The driver controls regulate the engine, transmission, and steering braking systems of the carrier.
The fuel shutoff control is used to stop the supply of fuel to the engine injectors. To start the engine, the driver must open the
valve. The throttle linkages are used to control the engine speed. The gear selector allows the driver to choose the proper gear
for the carrier. The steering system controls the direction of the carrier. The steering control consists of a steering wheel and
linkage connected to the transmission.
The brake system allows the driver to stop a moving carrier and hold the carrier in position. The braking system consists of
the service brake and the parking brake. The service brakes are hydraulic and applied by pedal. The parking brake
mechanically locks the transmission brakes to prevent carrier movement. Also, the system has levers, rods, shafts, and
linkages connecting to the brake shaft of the transmission.

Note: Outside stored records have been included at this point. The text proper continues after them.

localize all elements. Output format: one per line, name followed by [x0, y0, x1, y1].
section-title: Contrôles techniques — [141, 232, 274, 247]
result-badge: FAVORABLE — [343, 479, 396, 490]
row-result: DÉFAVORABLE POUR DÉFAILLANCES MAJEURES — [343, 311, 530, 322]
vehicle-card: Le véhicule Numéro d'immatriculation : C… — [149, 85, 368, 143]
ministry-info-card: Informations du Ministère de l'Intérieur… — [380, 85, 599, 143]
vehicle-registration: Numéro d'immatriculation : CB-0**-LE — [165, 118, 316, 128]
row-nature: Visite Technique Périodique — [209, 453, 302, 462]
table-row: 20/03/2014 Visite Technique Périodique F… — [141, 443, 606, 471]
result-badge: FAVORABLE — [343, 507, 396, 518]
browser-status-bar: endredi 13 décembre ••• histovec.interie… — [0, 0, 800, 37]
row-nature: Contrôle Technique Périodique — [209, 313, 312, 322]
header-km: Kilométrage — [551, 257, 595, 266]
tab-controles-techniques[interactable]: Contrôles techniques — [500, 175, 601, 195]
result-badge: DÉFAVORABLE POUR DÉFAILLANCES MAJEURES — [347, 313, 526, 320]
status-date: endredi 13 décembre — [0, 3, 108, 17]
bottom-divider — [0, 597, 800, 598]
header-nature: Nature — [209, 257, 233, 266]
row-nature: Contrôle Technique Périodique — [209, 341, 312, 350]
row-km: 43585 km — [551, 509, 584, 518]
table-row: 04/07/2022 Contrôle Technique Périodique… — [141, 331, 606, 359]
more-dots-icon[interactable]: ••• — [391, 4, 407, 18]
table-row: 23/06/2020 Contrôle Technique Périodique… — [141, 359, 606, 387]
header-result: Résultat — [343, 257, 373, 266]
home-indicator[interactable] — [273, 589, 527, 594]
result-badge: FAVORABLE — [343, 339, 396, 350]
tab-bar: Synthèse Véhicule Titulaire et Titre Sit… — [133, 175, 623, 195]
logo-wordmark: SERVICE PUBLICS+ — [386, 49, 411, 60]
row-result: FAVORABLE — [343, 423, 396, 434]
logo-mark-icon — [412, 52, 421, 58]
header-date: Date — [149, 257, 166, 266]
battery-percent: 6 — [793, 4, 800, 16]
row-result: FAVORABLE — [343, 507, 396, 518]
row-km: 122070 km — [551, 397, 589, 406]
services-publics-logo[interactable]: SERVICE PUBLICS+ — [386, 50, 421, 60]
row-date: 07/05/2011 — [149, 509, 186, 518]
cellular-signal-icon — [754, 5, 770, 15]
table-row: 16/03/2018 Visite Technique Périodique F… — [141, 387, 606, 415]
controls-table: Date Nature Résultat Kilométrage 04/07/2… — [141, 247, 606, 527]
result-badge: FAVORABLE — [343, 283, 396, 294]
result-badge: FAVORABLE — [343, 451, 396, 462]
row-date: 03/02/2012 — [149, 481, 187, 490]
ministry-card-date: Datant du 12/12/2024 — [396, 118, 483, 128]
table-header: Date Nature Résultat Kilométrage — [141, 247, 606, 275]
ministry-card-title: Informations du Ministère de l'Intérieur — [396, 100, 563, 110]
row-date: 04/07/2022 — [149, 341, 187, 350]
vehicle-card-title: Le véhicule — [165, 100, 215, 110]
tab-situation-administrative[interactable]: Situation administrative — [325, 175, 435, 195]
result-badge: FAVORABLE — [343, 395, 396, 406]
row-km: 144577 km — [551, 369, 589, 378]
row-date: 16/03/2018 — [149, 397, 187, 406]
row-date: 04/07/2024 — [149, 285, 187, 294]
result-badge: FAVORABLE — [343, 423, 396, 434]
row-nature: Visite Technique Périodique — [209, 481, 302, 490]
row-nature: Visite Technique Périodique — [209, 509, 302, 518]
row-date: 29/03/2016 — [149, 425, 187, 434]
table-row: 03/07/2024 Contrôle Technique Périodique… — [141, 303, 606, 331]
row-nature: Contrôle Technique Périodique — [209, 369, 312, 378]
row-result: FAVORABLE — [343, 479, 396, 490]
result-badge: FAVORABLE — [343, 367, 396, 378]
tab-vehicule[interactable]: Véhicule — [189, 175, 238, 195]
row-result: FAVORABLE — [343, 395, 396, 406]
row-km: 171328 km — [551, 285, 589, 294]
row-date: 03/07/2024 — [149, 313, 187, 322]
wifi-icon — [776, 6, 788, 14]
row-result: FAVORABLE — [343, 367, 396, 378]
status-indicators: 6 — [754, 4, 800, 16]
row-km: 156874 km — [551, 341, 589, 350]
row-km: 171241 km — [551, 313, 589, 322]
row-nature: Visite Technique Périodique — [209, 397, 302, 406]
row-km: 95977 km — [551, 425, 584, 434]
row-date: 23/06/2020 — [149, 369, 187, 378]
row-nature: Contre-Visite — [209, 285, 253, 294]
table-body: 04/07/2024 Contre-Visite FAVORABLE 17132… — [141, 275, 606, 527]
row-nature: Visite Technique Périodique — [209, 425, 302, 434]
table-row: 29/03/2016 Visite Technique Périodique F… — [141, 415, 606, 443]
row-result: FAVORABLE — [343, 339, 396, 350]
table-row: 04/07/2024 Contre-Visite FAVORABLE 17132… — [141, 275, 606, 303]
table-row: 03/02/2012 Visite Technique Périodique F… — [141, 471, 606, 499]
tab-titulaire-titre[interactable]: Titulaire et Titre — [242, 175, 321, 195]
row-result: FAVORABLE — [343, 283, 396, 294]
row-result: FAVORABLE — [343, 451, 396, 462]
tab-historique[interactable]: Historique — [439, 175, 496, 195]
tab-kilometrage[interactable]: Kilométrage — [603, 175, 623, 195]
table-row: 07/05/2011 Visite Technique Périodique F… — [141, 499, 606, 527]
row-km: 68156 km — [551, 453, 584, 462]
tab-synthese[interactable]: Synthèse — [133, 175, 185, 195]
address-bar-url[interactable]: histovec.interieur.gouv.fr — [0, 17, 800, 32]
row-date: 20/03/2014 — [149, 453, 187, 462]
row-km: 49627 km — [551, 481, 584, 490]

The personnel heater system provides heat inside the carrier. Major parts are the combination combustion chamber/heat
exchanger, blowers, a fuel pump, and an electrical control and safety system. The heater operates using diesel fuel drawn
from the fuel tanks. Fuel is delivered to the combustion chamber from the fuel pump. Outside air is drawn into the
combustion chamber by one of the blowers. A blower draws air from the crew compartment into the combustion chamber.
The air is warmed by heat by the combustion process and then returned to the crew compartment.
Two electrically driven bilge pumps remove water and other liquids from the hull. Water enters the pumps through a screened
inlet. The pumps force water out of the carrier through outlet tubes. The bilge pumps are controlled by a switch on the
drivers instrument panel.
The ramp is raised or lowered by an hydraulic system which consists of a pump, a cylinder, a control valve, and an hydraulic
tank. This system is controlled by a three position valve located near the driver. Moving the valve to either RAISE or
LOWER position directs fluid to the appropriate port on the ramp cylinder.